What is the entitlement to allow reading of file in a Mac OS X App? (deny file-read-data error)

Question

I am making a Mac OS X App (sandboxed) which reads from an installed config file in /etc/myfolder. When I am trying to read the file using NSFileHandle, I am getting the following error in Console:

sandboxd: ([3251]) MyApp(3251) deny file-read-data /private/etc/myfolder/myconfig.conf

I have set the following entitlements in my Entitilements file, but I still get denied by sandboxd.

• com.apple.security.temporary-exception.files.home-relative-path.read-only
• com.apple.security.temporary-exception.files.absolute-path.read-only
• com.apple.security.files.user-selected.read-only

EDIT: It seems that I have misused

com.apple.security.temporary-exception.files.absolute-path.read-only.
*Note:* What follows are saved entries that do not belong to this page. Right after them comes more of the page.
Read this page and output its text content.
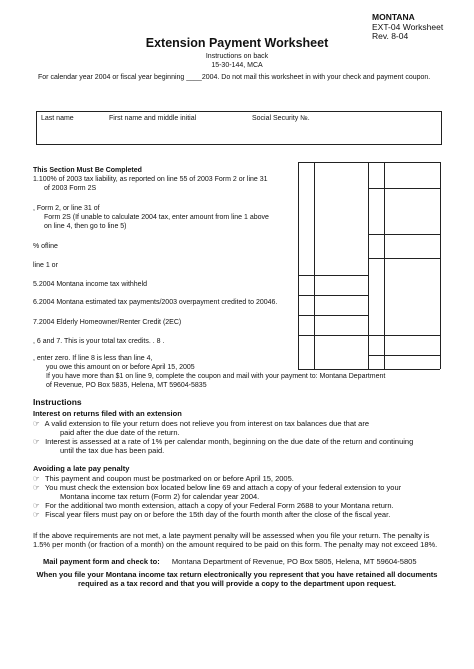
MONTANA
EXT-04 Worksheet
Rev. 8-04
Extension Payment Worksheet
Instructions on back
15-30-144, MCA
For calendar year 2004 or fiscal year beginning ____2004. Do not mail this worksheet in with your check and payment coupon.
Last name	First name and middle initial	Social Security №.
This Section Must Be Completed
1.100% of 2003 tax liability, as reported on line 55 of 2003 Form 2 or line 31
of 2003 Form 2S
, Form 2, or line 31 of
Form 2S (If unable to calculate 2004 tax, enter amount from line 1 above
on line 4, then go to line 5)
% ofline
line 1 or
5.2004 Montana income tax withheld
6.2004 Montana estimated tax payments/2003 overpayment credited to 20046.
7.2004 Elderly Homeowner/Renter Credit (2EC)
, 6 and 7. This is your total tax credits. . 8 .
, enter zero. If line 8 is less than line 4,
you owe this amount on or before April 15, 2005
If you have more than $1 on line 9, complete the coupon and mail with your payment to: Montana Department
of Revenue, PO Box 5835, Helena, MT 59604-5835
Instructions
Interest on returns filed with an extension
☞ A valid extension to file your return does not relieve you from interest on tax balances due that are
paid after the due date of the return.
☞ Interest is assessed at a rate of 1% per calendar month, beginning on the due date of the return and continuing
until the tax due has been paid.
Avoiding a late pay penalty
☞ This payment and coupon must be postmarked on or before April 15, 2005.
☞ You must check the extension box located below line 69 and attach a copy of your federal extension to your
Montana income tax return (Form 2) for calendar year 2004.
☞ For the additional two month extension, attach a copy of your Federal Form 2688 to your Montana return.
☞ Fiscal year filers must pay on or before the 15th day of the fourth month after the close of the fiscal year.
If the above requirements are not met, a late payment penalty will be assessed when you file your return. The penalty is
1.5% per month (or fraction of a month) on the amount required to be paid on this form. The penalty may not exceed 18%.
Mail payment form and check to: Montana Department of Revenue, PO Box 5805, Helena, MT 59604-5805
When you file your Montana income tax return electronically you represent that you have retained all documents
required as a tax record and that you will provide a copy to the department upon request.
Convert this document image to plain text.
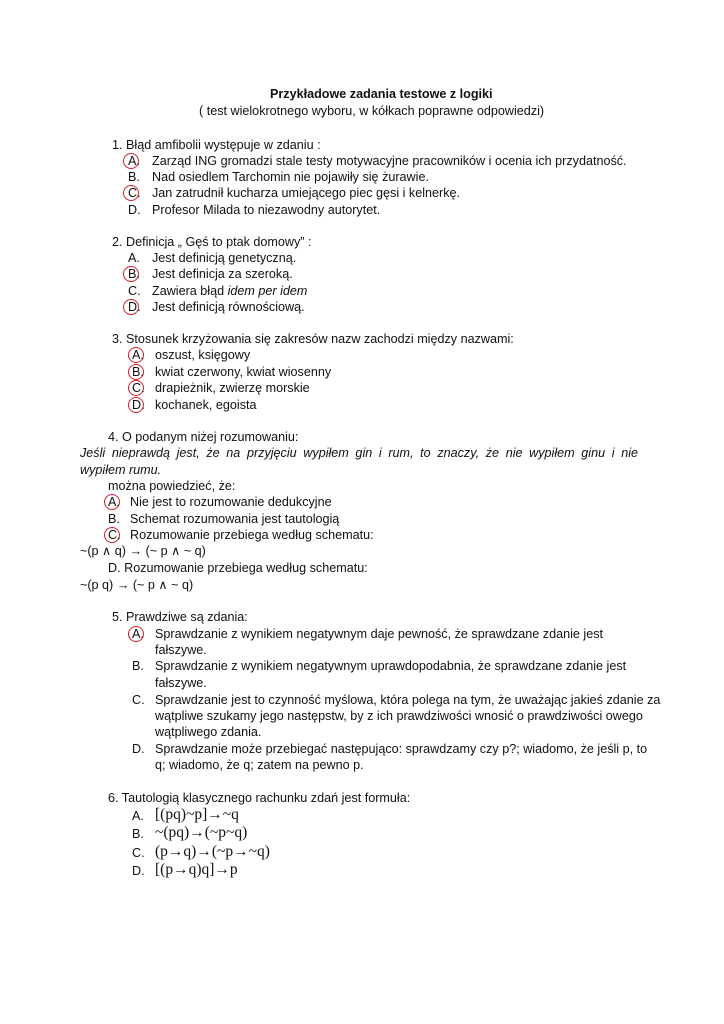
Przykładowe zadania testowe z logiki
( test wielokrotnego wyboru, w kółkach poprawne odpowiedzi)
1. Błąd amfibolii występuje w zdaniu :
A. Zarząd ING gromadzi stale testy motywacyjne pracowników i ocenia ich przydatność.
B. Nad osiedlem Tarchomin nie pojawiły się żurawie.
C. Jan zatrudnił kucharza umiejącego piec gęsi i kelnerkę.
D. Profesor Milada to niezawodny autorytet.
2. Definicja „ Gęś to ptak domowy” :
A. Jest definicją genetyczną.
B. Jest definicja za szeroką.
C. Zawiera błąd idem per idem
D. Jest definicją równościową.
3. Stosunek krzyżowania się zakresów nazw zachodzi między nazwami:
A. oszust, księgowy
B. kwiat czerwony, kwiat wiosenny
C. drapieżnik, zwierzę morskie
D. kochanek, egoista
4. O podanym niżej rozumowaniu:
Jeśli nieprawdą jest, że na przyjęciu wypiłem gin i rum, to znaczy, że nie wypiłem ginu i nie
wypiłem rumu.
można powiedzieć, że:
A. Nie jest to rozumowanie dedukcyjne
B. Schemat rozumowania jest tautologią
C. Rozumowanie przebiega według schematu:
~(p ∧ q) → (~ p ∧ ~ q)
D. Rozumowanie przebiega według schematu:
~(p q) → (~ p ∧ ~ q)
5. Prawdziwe są zdania:
A. Sprawdzanie z wynikiem negatywnym daje pewność, że sprawdzane zdanie jest
fałszywe.
B. Sprawdzanie z wynikiem negatywnym uprawdopodabnia, że sprawdzane zdanie jest
fałszywe.
C. Sprawdzanie jest to czynność myślowa, która polega na tym, że uważając jakieś zdanie za
wątpliwe szukamy jego następstw, by z ich prawdziwości wnosić o prawdziwości owego
wątpliwego zdania.
D. Sprawdzanie może przebiegać następująco: sprawdzamy czy p?; wiadomo, że jeśli p, to
q; wiadomo, że q; zatem na pewno p.
6. Tautologią klasycznego rachunku zdań jest formuła:
A. [(pq)~p]→~q
B. ~(pq)→(~p~q)
C. (p→q)→(~p→~q)
D. [(p→q)q]→p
I set it as a Boolean. I was under the impression that setting it to YES will enable all file reads using absolute paths. The value of the above entitlement must be the absolute path that will be permitted.

Answer 1

You need to use com.apple.security.temporary-exception.files.absolute-path.read-only and the absolute path /private/etc/myfolder/myconfig.conf - the (10.8.3) sandbox doesn't seem to accept the /etc/myfolder/myconfig.conf path containing the symbolic link.

Note: If you are sandboxing for the Mac App Store you will probably face a near impossible task getting your app accepted with a temporary entitlement to read files in /etc. You would be better off storing this file in your app's container - in the MAS every app is an island surrounded by shark infested waters.